In the fifth embodiment, another embodiment of a method for forming the texture structure 103bS will be described. First, through the manufacturing steps similar to those of the first embodiment, the layers up to the n-type silicon semiconductor layer 103a of the first photoelectric conversion unit 103 are formed. Thereafter, the microcrystalline silicon photoelectric conversion layer 103b is formed. By changing the film formation condition during the film formation of the microcrystalline silicon photoelectric conversion layer 103b, the microcrystalline silicon photoelectric conversion layer 103b is changed. The texture shape formed on the surface of the layer 103b can be changed. In the microcrystalline silicon film, film formation proceeds so as to relax the texture shape when the crystallized state is low, and fine irregularities due to crystal grains are formed on the surface when the crystallized state is highly crystallized.

When a microcrystalline silicon film is formed by a CVD process, the crystallization rate is set to 0.3 by setting the silane (SiH ₄ ) gas flow rate at the initial stage of film formation to about 1.5 times the original film formation conditions. It is possible to suppress to about twice. By forming a silicon layer having a low crystallization rate (close to amorphous) in the initial stage by such a method, the surface of the silicon film can be smoothed.

Then, as the film formation proceeds, the silane (SiH ₄ ) gas flow rate is reduced, and the film formation under the original film formation conditions proceeds to form a silicon layer with a high crystallization rate. However, when the layer having a low crystallization rate is increased to a thickness of 100 nm or more, the series resistance component is significantly increased. For this reason, the thickness of the portion (initial layer) where the crystallization rate is lowered is preferably 100 nm or less. In this case, regarding the height of the texture shape (uneven steps) formed on the surface of the microcrystalline silicon photoelectric conversion layer 103b, from the same height (uneven steps) as the texture structure 102S (texture structure 103aS), 20 nm to 25 nm. The degree is alleviated.

  Then, the texture shape of the surface of the silicon film formed by subsequent film formation under the original film formation conditions reflects and maintains the texture shape of the lower layer of the silicon layer with a low crystallization rate (close to amorphous). Is done. From this, in order to reduce the height of the texture shape (concave step) on the surface of the microcrystalline silicon photoelectric conversion layer 103b from about 350 nm reflecting the texture structure 102S (texture structure 103aS) to about 150 nm, The formation of a silicon layer having a low conversion rate (close to amorphous) is repeated about 8 to 10 times.

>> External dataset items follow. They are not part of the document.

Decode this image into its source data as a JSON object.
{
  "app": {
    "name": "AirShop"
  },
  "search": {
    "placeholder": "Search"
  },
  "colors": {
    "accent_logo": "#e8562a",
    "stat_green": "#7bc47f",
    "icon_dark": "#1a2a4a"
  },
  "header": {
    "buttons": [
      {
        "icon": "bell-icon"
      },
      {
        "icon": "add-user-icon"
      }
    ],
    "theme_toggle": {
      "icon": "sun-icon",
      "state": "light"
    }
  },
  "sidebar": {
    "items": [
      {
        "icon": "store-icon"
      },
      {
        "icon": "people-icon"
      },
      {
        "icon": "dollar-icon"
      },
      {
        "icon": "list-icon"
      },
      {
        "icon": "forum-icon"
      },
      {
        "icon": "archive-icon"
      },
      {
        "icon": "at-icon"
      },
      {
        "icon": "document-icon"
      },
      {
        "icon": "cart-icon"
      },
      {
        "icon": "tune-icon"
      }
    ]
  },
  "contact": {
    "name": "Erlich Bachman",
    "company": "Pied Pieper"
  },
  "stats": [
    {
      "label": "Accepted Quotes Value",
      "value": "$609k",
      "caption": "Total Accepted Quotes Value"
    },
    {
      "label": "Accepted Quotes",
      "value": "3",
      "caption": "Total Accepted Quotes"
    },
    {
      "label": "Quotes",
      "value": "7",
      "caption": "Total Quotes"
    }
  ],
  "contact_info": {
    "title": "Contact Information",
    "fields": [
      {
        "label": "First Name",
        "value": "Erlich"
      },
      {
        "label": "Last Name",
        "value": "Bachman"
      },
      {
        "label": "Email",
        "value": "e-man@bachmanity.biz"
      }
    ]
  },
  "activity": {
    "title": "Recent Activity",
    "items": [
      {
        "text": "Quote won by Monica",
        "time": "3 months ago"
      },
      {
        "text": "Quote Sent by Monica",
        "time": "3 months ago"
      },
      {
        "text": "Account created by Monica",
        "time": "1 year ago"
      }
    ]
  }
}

Microcrystalline silicon photoelectric conversion is performed by repeating alternate film formation with silicon layers with high crystallization rate, even in silicon layers with low crystallization rate (close to amorphous). An increase in the series resistance component of the layer 103b is suppressed. After forming a silicon layer with a desired film thickness, a silicon layer having a crystallization rate about twice as high is finally obtained by setting the silane (SiH ₄ ) gas flow rate to about 0.7 times the original film forming conditions. By forming the silicon layer, a texture structure having fine irregularities having an average irregularity pitch shorter than that of the texture structure 103bS can be formed on the surface. By the above process, the microcrystalline silicon photoelectric conversion layer 103b having the texture structure 103bS ′ as described in the first embodiment formed on the surface is obtained.

  By using this method, processing after the microcrystalline silicon photoelectric conversion layer 103b is formed becomes unnecessary, so that it is possible to suppress the entry of impurities into the silicon film, and the p-type silicon semiconductor is continuously provided. The layer 103c can be formed.

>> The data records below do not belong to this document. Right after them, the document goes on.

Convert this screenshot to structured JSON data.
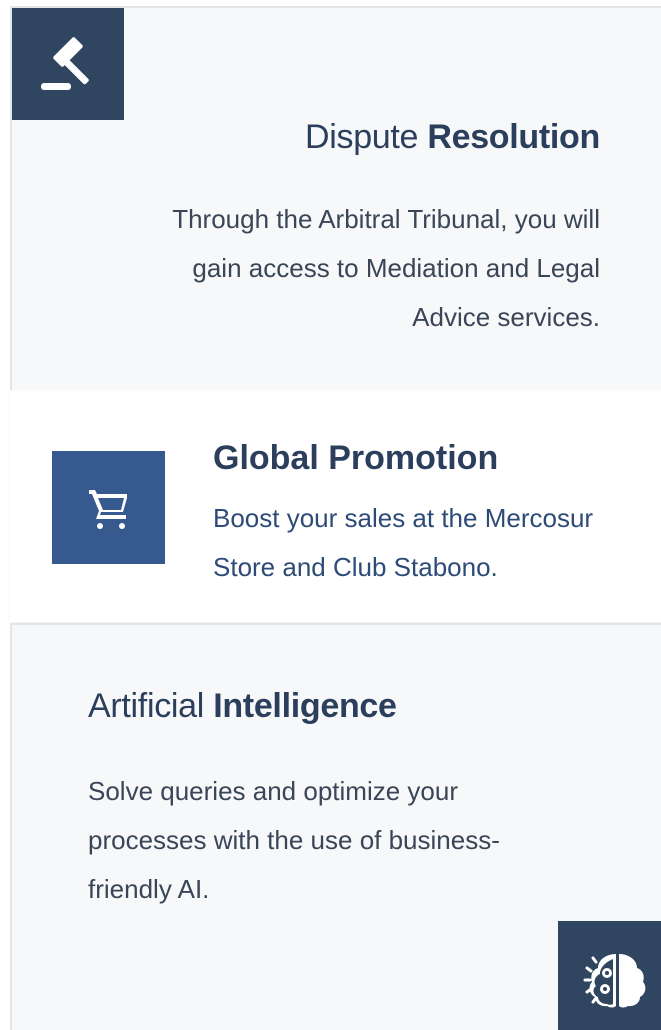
{
  "dispute": {
    "title_light": "Dispute",
    "title_bold": "Resolution",
    "description": "Through the Arbitral Tribunal, you will gain access to Mediation and Legal Advice services.",
    "icon": "gavel-icon"
  },
  "global": {
    "title": "Global Promotion",
    "description_line1": "Boost your sales at the Mercosur",
    "description_line2": "Store and Club Stabono.",
    "icon": "shopping-cart-icon"
  },
  "ai": {
    "title_light": "Artificial",
    "title_bold": "Intelligence",
    "description": "Solve queries and optimize your processes with the use of business-friendly AI.",
    "icon": "brain-gear-icon"
  },
  "colors": {
    "dark_navy": "#2f4560",
    "blue": "#365990",
    "title_text": "#2b3f5c",
    "card_bg": "#f7f8f9"
  }
}
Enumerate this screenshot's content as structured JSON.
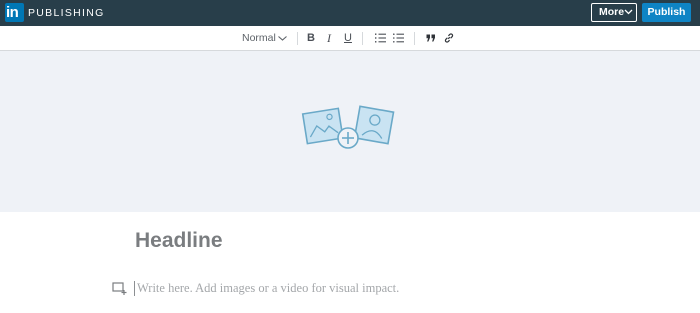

  FIG. 6 is a cross-sectional view schematically showing a configuration of a thin-film solar battery manufactured by applying the texture structure forming method according to the fifth embodiment. The cell shown in FIG. 6 has a configuration in which the third photoelectric conversion unit 107 is inserted between the second photoelectric conversion unit 105 and the surface transparent conductive layer 106 based on the configuration of the cell 201. The third photoelectric conversion unit 107 has a structure in which an n-type silicon semiconductor layer 107a, a silicon carbide photoelectric conversion layer 107b, and a p-type silicon semiconductor layer 107c are stacked from the second photoelectric conversion unit 105 side. It can be formed using a method.

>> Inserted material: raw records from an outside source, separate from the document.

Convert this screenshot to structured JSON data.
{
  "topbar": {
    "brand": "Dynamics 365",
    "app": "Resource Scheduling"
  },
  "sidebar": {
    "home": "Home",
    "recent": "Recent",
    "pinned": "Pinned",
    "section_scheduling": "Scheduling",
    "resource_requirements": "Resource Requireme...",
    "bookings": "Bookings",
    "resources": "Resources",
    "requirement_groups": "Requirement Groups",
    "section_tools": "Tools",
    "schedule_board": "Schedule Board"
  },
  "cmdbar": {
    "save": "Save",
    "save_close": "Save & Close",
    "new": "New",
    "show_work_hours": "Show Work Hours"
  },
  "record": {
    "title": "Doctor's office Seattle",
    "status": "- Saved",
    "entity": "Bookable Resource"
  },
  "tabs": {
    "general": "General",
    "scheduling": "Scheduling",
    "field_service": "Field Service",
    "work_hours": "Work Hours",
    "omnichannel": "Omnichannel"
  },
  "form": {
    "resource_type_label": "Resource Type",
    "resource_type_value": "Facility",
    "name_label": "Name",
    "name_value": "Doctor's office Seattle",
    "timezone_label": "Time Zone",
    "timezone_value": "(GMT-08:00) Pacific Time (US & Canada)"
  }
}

  In this cell, the photoelectric conversion layer of the first photoelectric conversion unit 103 is a microcrystalline silicon germanium photoelectric conversion layer 103 b ′ using microcrystalline silicon germanium that absorbs light having a longer wavelength than microcrystalline silicon. The microcrystalline silicon germanium photoelectric conversion layer 103b ′ includes a silicon germanium initial layer 103b1 having a low crystallization rate, a microcrystalline silicon germanium layer 103b2 having a high crystallization rate, and a microcrystalline silicon germanium layer 103b2 formed by the above-described method. In addition, a microcrystalline silicon germanium layer 103b3 having a higher crystallization rate is stacked.

  In addition, the photoelectric conversion layer of the third photoelectric conversion unit 107 is a silicon carbide photoelectric conversion layer 107b using silicon carbide that absorbs light having a shorter wavelength than that of amorphous silicon. Accordingly, amorphous silicon germanium or nanocrystalline silicon that can effectively absorb light having a wavelength of about 800 nm can be used for the photoelectric conversion layer of the second photoelectric conversion unit 105, and sunlight is effectively absorbed. can do.

  When such a structure is used, a texture shape having a height (unevenness level) of about 250 nm is appropriate for the second photoelectric conversion unit 105, and a texture of about 100 nm to 150 nm is used for the third photoelectric conversion unit 107. The shape becomes appropriate, and the effect of reducing the number of formations of the initial layer in the control of the texture shape using the film forming method described above can be obtained.

  Therefore, according to the fifth embodiment, a thin-film solar cell that can stably obtain good photoelectric conversion efficiency can be realized as in the first embodiment.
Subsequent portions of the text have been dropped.